# Registrierung der Rahmennummer bei Cube?



## j-man (2. April 2008)

Hallo,

wisst Ihr, ob es die Möglichkeit gibt, seine Rahmennummer bei Cube registrieren zu lassen (Diebstahlverfolgung)? Auf der Homepage habe ich nichts gefunden. 

Danke für Hinweise.


----------



## Folcan (2. April 2008)

Hi,

ich fahr auch nen Cube und beim Kauf hat der Händler die Rahmennummer Notiert und soweit ich weiß an Cube weitergegeben.

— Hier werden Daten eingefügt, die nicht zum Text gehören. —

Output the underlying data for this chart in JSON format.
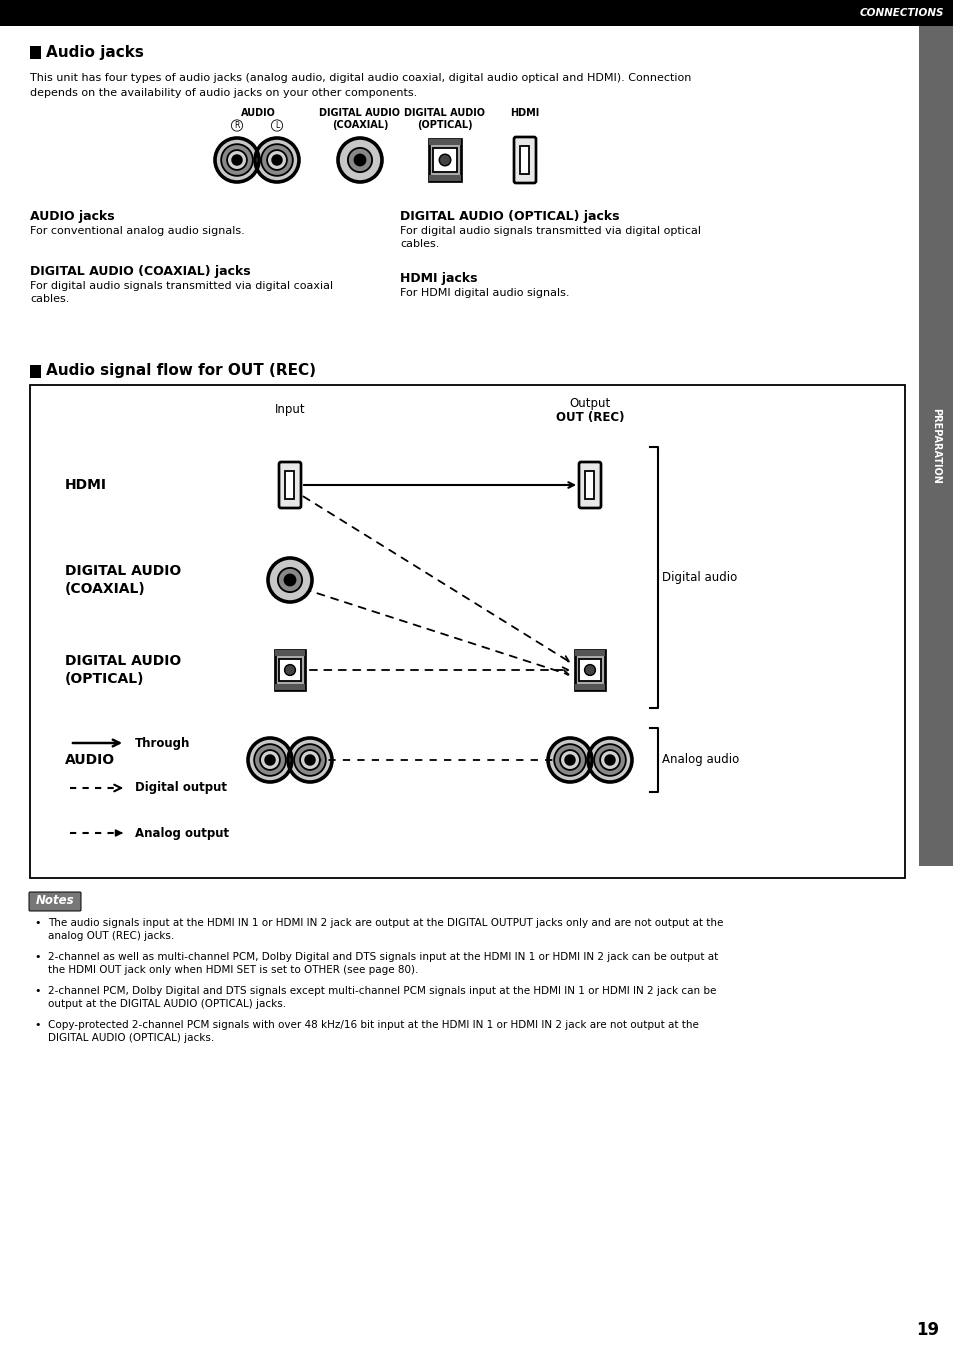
{
  "page_bg": "#ffffff",
  "header_bar_color": "#000000",
  "header_text": "CONNECTIONS",
  "header_text_color": "#ffffff",
  "section1_title": "Audio jacks",
  "section1_body1": "This unit has four types of audio jacks (analog audio, digital audio coaxial, digital audio optical and HDMI). Connection",
  "section1_body2": "depends on the availability of audio jacks on your other components.",
  "subsection_titles_left": [
    "AUDIO jacks",
    "DIGITAL AUDIO (COAXIAL) jacks"
  ],
  "subsection_bodies_left": [
    "For conventional analog audio signals.",
    "For digital audio signals transmitted via digital coaxial\ncables."
  ],
  "subsection_titles_right": [
    "DIGITAL AUDIO (OPTICAL) jacks",
    "HDMI jacks"
  ],
  "subsection_bodies_right": [
    "For digital audio signals transmitted via digital optical\ncables.",
    "For HDMI digital audio signals."
  ],
  "section2_title": "Audio signal flow for OUT (REC)",
  "flow_input_label": "Input",
  "flow_output_label1": "Output",
  "flow_output_label2": "OUT (REC)",
  "flow_digital_label": "Digital audio",
  "flow_analog_label": "Analog audio",
  "notes_title": "Notes",
  "notes_items": [
    "The audio signals input at the HDMI IN 1 or HDMI IN 2 jack are output at the DIGITAL OUTPUT jacks only and are not output at the analog OUT (REC) jacks.",
    "2-channel as well as multi-channel PCM, Dolby Digital and DTS signals input at the HDMI IN 1 or HDMI IN 2 jack can be output at the HDMI OUT jack only when HDMI SET is set to OTHER (see page 80).",
    "2-channel PCM, Dolby Digital and DTS signals except multi-channel PCM signals input at the HDMI IN 1 or HDMI IN 2 jack can be output at the DIGITAL AUDIO (OPTICAL) jacks.",
    "Copy-protected 2-channel PCM signals with over 48 kHz/16 bit input at the HDMI IN 1 or HDMI IN 2 jack are not output at the DIGITAL AUDIO (OPTICAL) jacks."
  ],
  "page_number": "19",
  "sidebar_text": "PREPARATION",
  "sidebar_bg": "#666666"
}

Sonst weiß ich aber auch nich weiter.


----------



## MTB-News.de




----------



## Snevern (3. April 2008)

Wir Leiten die Nummern nicht weiter die werden bei uns auf nem Server gespeichert mit Nahme usw. 

Und ich habe auch noch nichts gehört davon ob man es machen kann !!!


Gruß Snevern


----------



## j-man (3. April 2008)

Snevern schrieb:


> Wir Leiten die Nummern nicht weiter die werden bei uns auf nem Server gespeichert mit Nahme usw.
> 
> Und ich habe auch noch nichts gehört davon ob man es machen kann !!!
> 
> ...



Bist Du denn Händler oder wie darf ich das verstehen?


----------



## tutterchen (3. April 2008)

das sieht man doch schon an seinem "nahmen"


----------



## Snevern (3. April 2008)

j-man schrieb:


> Bist Du denn Händler oder wie darf ich das verstehen?




Ich Arbeite im Fahrrad Laden und wir Führen auch Cube Räder!!!!


Gruß Snevern


----------



## Snevern (3. April 2008)

tutterchen schrieb:


> das sieht man doch schon an seinem "nahmen"



Oh ja das eine H ist zu viel sorry


----------



## j-man (3. April 2008)

ok. Wenn Ihr die Nummern nur bei EUCH speichert, habe ich natürlich nichts davon


----------